My Research Projects

Work in progress:

  • The Impact of News Coverage on Women's Labour Market Decisions: Evidence from the MeToo Movement (Job market paper - Click here for latest draft).

This paper studies the impact of news coverage on women's job-to-job transition rates at the county level in the United States, exploiting the exogenous variation provided by the MeToo movement. Using novel data on sexual assault news coverage with natural language processing for categorizing the lexical choice of articles, the average tone of news coverage at the county level is measured. The results show that the average tone of news coverage has a statistically significant impact on women's propensity to switch jobs. On average, women in counties with relatively negative tones post-MeToo movement have a job-to-job transition rate that is approximately 20.16% lower compared to women who live in counties with relatively neutral average tone post-MeToo. Conversely, the average tone of sexual assault news coverage does not have a significant impact on the labour market mobility of men in the sample. Additionally, there is no evidence that other news events, such as news on property crimes, have an impact on the job-to-job transition rates of women. The results suggest that the impact of sexual assault news coverage on women's labour market decisions is amplified by the MeToo movement, especially when information about sexual assaults is conveyed with a negative tone.

  • Honesty and Strategic Behavior in Games, with Tanjim Hossain and Haomiao Yu

​Using laboratory experiments, we investigate how preferences for honesty affect people’s actions in games utilizing two variations of the well-known game Traveler’s Dilemma. In these games, two players simultaneously make a reimbursement claim for a damaged product. A player’s reimbursement amount depends only on the two claims and not the actual price of the product. In the treatment Regular, the unique equilibrium is for both players to make the lowest possible claim, independent of the price. In the treatment Upward, the unique equilibrium, which is dominance solvable, is for both players to make the highest possible claim. We find that subject choice of claims is much higher than the equilibrium in Regular and somewhat lower than the equilibrium in Upward. In both treatments, subjects’ choices are affected by the price, when the price of the product is known to them. Even when it is a dominant strategy to report the maximum possible claim, 60% of the subjects’ claims are affected by the price. Hence, the claims depending on price cannot be completely explained by price affecting the beliefs regarding the other player’s actions, suggesting a sizable preference for honesty. Nonetheless, the impact of the price on claims is greater in the treatment Regular, where the best response claim depends on a player’s beliefs about the other player’s claim---strategic considerations do increase the apparent preference for honesty. Based on subjects’ claims under different prices, we characterize them in categories such as honest, strategic, low claimer, or high claimer. Subjects characterized as honest make a higher payoff when a price is mentioned relative to when no price is mentioned even though they make the same average claim in either case, in the treatment Regular. Preference for honesty leads to better coordination among players in games where optimal strategy depends on players’ beliefs about other players’ actions.

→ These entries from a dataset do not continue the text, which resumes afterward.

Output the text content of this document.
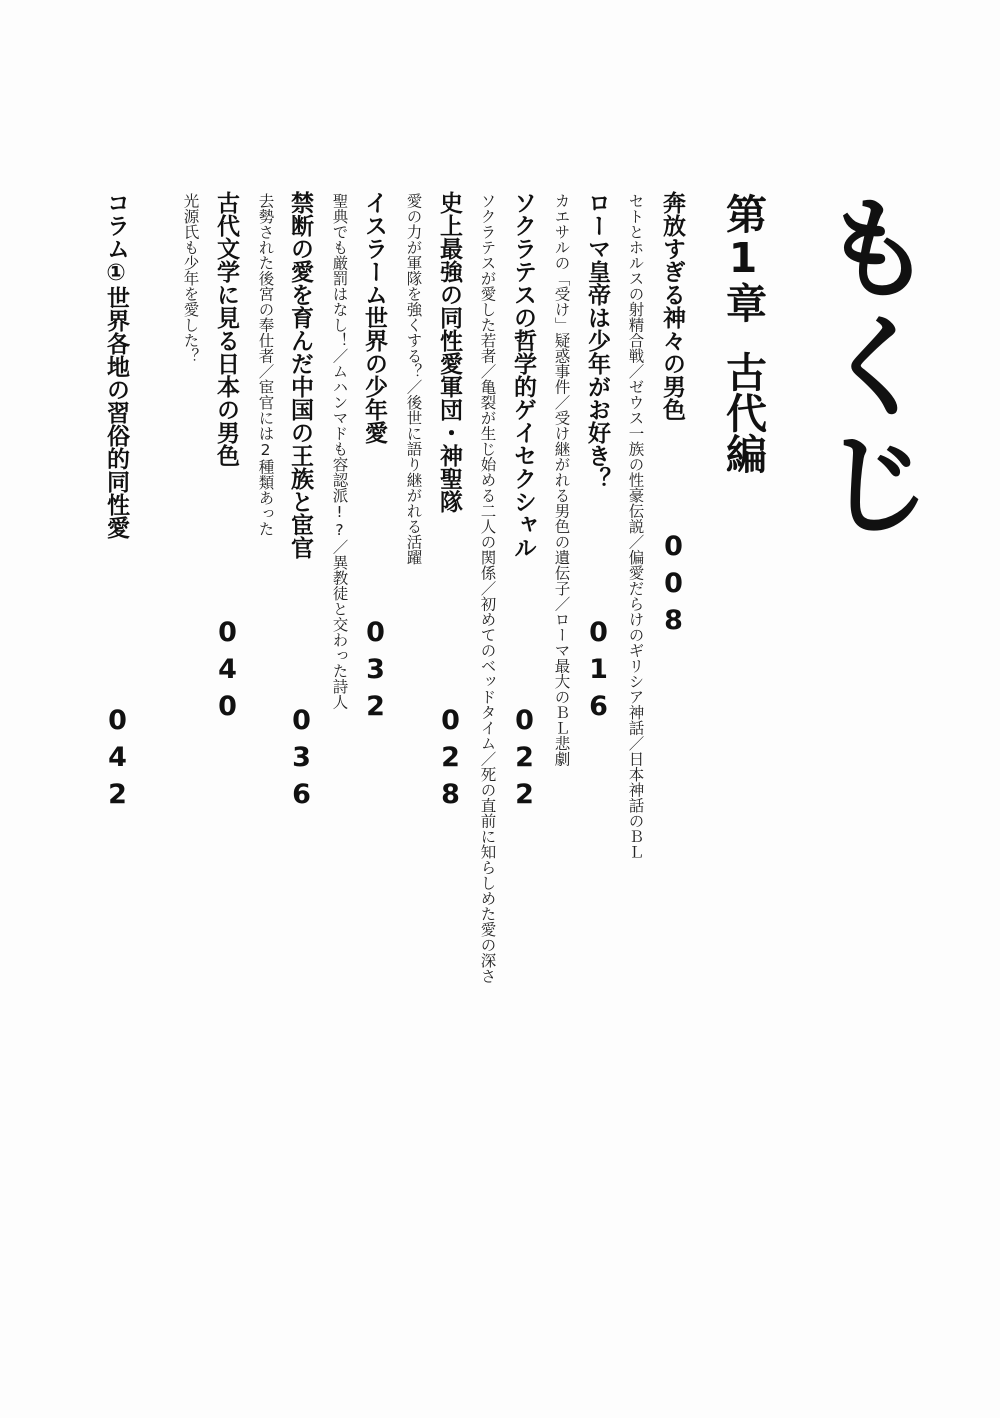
もくじ
第1章古代編
奔放すぎる神々の男色
セトとホルスの射精合戦／ゼウス一族の性豪伝説／偏愛だらけのギリシア神話／日本神話のＢＬ 008
ローマ皇帝は少年がお好き？
カエサルの「受け」疑惑事件／受け継がれる男色の遺伝子／ローマ最大のＢＬ悲劇 016
ソクラテスの哲学的ゲイセクシャル
ソクラテスが愛した若者／亀裂が生じ始める二人の関係／初めてのベッドタイム／死の直前に知らしめた愛の深さ 022
史上最強の同性愛軍団・神聖隊
愛の力が軍隊を強くする？／後世に語り継がれる活躍
028
イスラーム世界の少年愛
聖典でも厳罰はなし！／ムハンマドも容認派!?／異教徒と交わった詩人 032
禁断の愛を育んだ中国の王族と宦官
去勢された後宮の奉仕者／宦官には2種類あった
036
古代文学に見る日本の男色
光源氏も少年を愛した？
040
コラム①世界各地の習俗的同性愛
042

  • Childhood Exposure to Storms and Long-Term Educational Attainments in India, with Boubacar Diop, Martino Pelli and Jeanne Tschopp.

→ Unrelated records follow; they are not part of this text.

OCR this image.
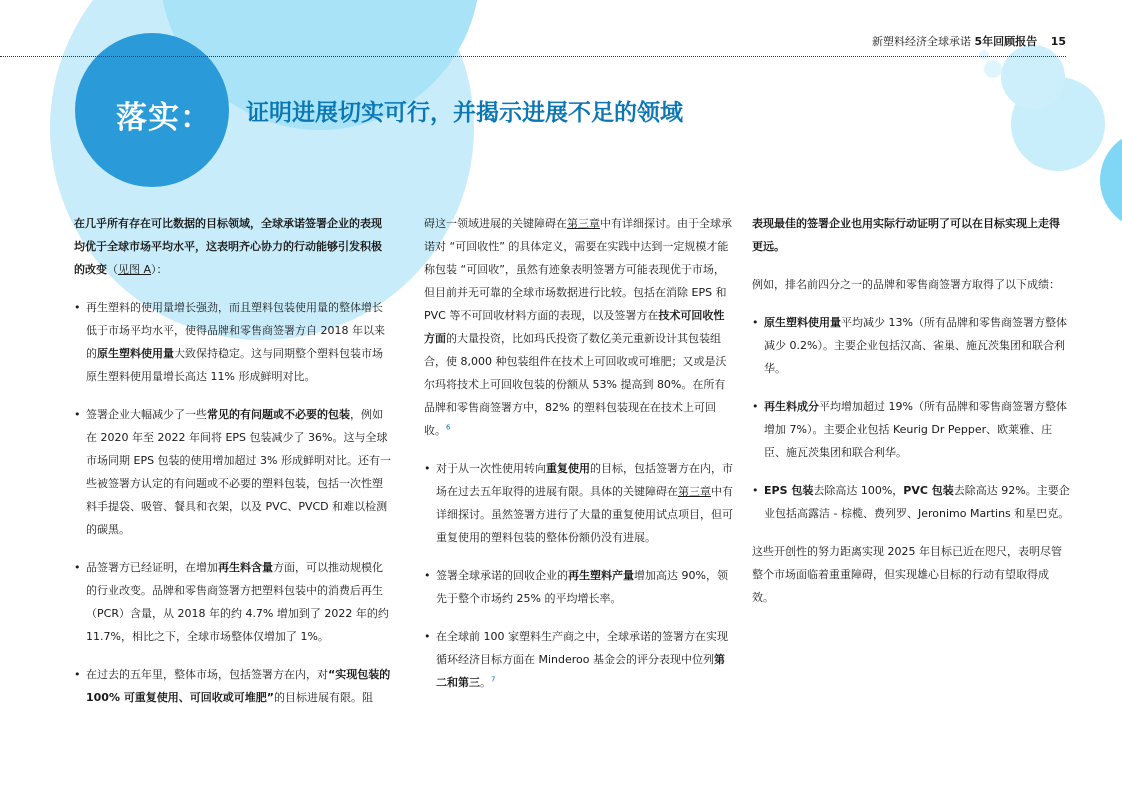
新塑料经济全球承诺 5年回顾报告 15
落实： 证明进展切实可行，并揭示进展不足的领域

在几乎所有存在可比数据的目标领域，全球承诺签署企业的表现均优于全球市场平均水平，这表明齐心协力的行动能够引发积极的改变（见图 A）：

• 再生塑料的使用量增长强劲，而且塑料包装使用量的整体增长低于市场平均水平，使得品牌和零售商签署方自 2018 年以来的原生塑料使用量大致保持稳定。这与同期整个塑料包装市场原生塑料使用量增长高达 11% 形成鲜明对比。
• 签署企业大幅减少了一些常见的有问题或不必要的包装，例如在 2020 年至 2022 年间将 EPS 包装减少了 36%。这与全球市场同期 EPS 包装的使用增加超过 3% 形成鲜明对比。还有一些被签署方认定的有问题或不必要的塑料包装，包括一次性塑料手提袋、吸管、餐具和衣架，以及 PVC、PVCD 和难以检测的碳黑。
• 品签署方已经证明，在增加再生料含量方面，可以推动规模化的行业改变。品牌和零售商签署方把塑料包装中的消费后再生（PCR）含量，从 2018 年的约 4.7% 增加到了 2022 年的约 11.7%，相比之下，全球市场整体仅增加了 1%。
• 在过去的五年里，整体市场，包括签署方在内，对“实现包装的 100% 可重复使用、可回收或可堆肥”的目标进展有限。阻
碍这一领域进展的关键障碍在第三章中有详细探讨。由于全球承诺对 “可回收性” 的具体定义，需要在实践中达到一定规模才能称包装 “可回收”，虽然有迹象表明签署方可能表现优于市场，但目前并无可靠的全球市场数据进行比较。包括在消除 EPS 和 PVC 等不可回收材料方面的表现，以及签署方在技术可回收性方面的大量投资，比如玛氏投资了数亿美元重新设计其包装组合，使 8,000 种包装组件在技术上可回收或可堆肥；又或是沃尔玛将技术上可回收包装的份额从 53% 提高到 80%。在所有品牌和零售商签署方中，82% 的塑料包装现在在技术上可回收。$^6$
• 对于从一次性使用转向重复使用的目标，包括签署方在内，市场在过去五年取得的进展有限。具体的关键障碍在第三章中有详细探讨。虽然签署方进行了大量的重复使用试点项目，但可重复使用的塑料包装的整体份额仍没有进展。
• 签署全球承诺的回收企业的再生塑料产量增加高达 90%，领先于整个市场约 25% 的平均增长率。
• 在全球前 100 家塑料生产商之中，全球承诺的签署方在实现循环经济目标方面在 Minderoo 基金会的评分表现中位列第二和第三。$^7$

表现最佳的签署企业也用实际行动证明了可以在目标实现上走得更远。

例如，排名前四分之一的品牌和零售商签署方取得了以下成绩：

• 原生塑料使用量平均减少 13%（所有品牌和零售商签署方整体减少 0.2%）。主要企业包括汉高、雀巢、施瓦茨集团和联合利华。
• 再生料成分平均增加超过 19%（所有品牌和零售商签署方整体增加 7%）。主要企业包括 Keurig Dr Pepper、欧莱雅、庄臣、施瓦茨集团和联合利华。
• EPS 包装去除高达 100%，PVC 包装去除高达 92%。主要企业包括高露洁 - 棕榄、费列罗、Jeronimo Martins 和星巴克。

这些开创性的努力距离实现 2025 年目标已近在咫尺，表明尽管整个市场面临着重重障碍，但实现雄心目标的行动有望取得成效。
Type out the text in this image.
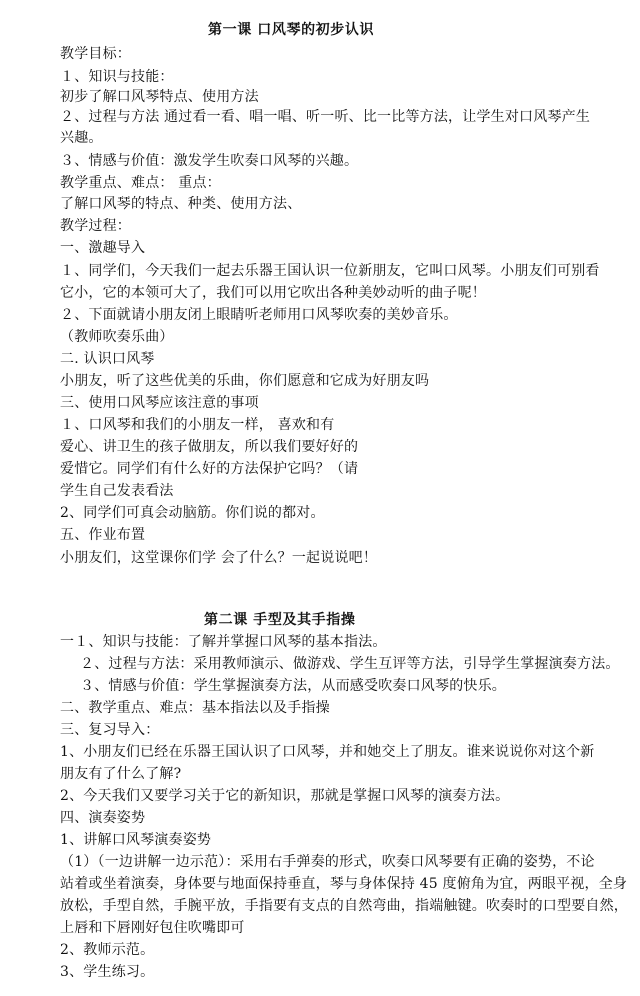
第一课 口风琴的初步认识
教学目标：
１、知识与技能：
初步了解口风琴特点、使用方法
２、过程与方法 通过看一看、唱一唱、听一听、比一比等方法，让学生对口风琴产生
兴趣。
３、情感与价值：激发学生吹奏口风琴的兴趣。
教学重点、难点： 重点：
了解口风琴的特点、种类、使用方法、
教学过程：
一、激趣导入
１、同学们，今天我们一起去乐器王国认识一位新朋友，它叫口风琴。小朋友们可别看
它小，它的本领可大了，我们可以用它吹出各种美妙动听的曲子呢！
２、下面就请小朋友闭上眼睛听老师用口风琴吹奏的美妙音乐。
（教师吹奏乐曲）
二. 认识口风琴
小朋友，听了这些优美的乐曲，你们愿意和它成为好朋友吗
三、使用口风琴应该注意的事项
１、口风琴和我们的小朋友一样， 喜欢和有
爱心、讲卫生的孩子做朋友，所以我们要好好的
爱惜它。同学们有什么好的方法保护它吗？（请
学生自己发表看法
2、同学们可真会动脑筋。你们说的都对。
五、作业布置
小朋友们，这堂课你们学 会了什么？一起说说吧！
第二课 手型及其手指操
一１、知识与技能：了解并掌握口风琴的基本指法。
２、过程与方法：采用教师演示、做游戏、学生互评等方法，引导学生掌握演奏方法。
３、情感与价值：学生掌握演奏方法，从而感受吹奏口风琴的快乐。
二、教学重点、难点：基本指法以及手指操
三、复习导入：
1、小朋友们已经在乐器王国认识了口风琴，并和她交上了朋友。谁来说说你对这个新
朋友有了什么了解?
2、今天我们又要学习关于它的新知识，那就是掌握口风琴的演奏方法。
四、演奏姿势
1、讲解口风琴演奏姿势
（1）（一边讲解一边示范）：采用右手弹奏的形式，吹奏口风琴要有正确的姿势，不论
站着或坐着演奏，身体要与地面保持垂直，琴与身体保持 45 度俯角为宜，两眼平视，全身
放松，手型自然，手腕平放，手指要有支点的自然弯曲，指端触键。吹奏时的口型要自然，
上唇和下唇刚好包住吹嘴即可
2、教师示范。
3、学生练习。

This paper examines how exposure to storms over the course of compulsory schooling in India affects educational attainments and the type of activity performed by individuals as they reach young adulthood. Using the 2018 survey of the labor force together with storms' best tracks over the period 1990-2010, we construct a unique continuous measure of childhood exposure to storms that varies by birth-year cohort and district. We find that exposure to storms leads to substantial and statistically significant disruptive impacts on education. In the districts exposed to the most powerful winds, the estimates imply that children are 9% more likely to repeat a year or drop out. Despite delays, affected children still complete primary schooling, yet they are 7% less likely to obtain higher levels of education. In the long run, these delays are reflected in the type of labor market activity that these individuals perform. Using childhood exposure to storms as an instrument, we find that in India, a one-year delay in education leads to a 44% drop in the probability of accessing the jobs that provide social security and regular salaried work.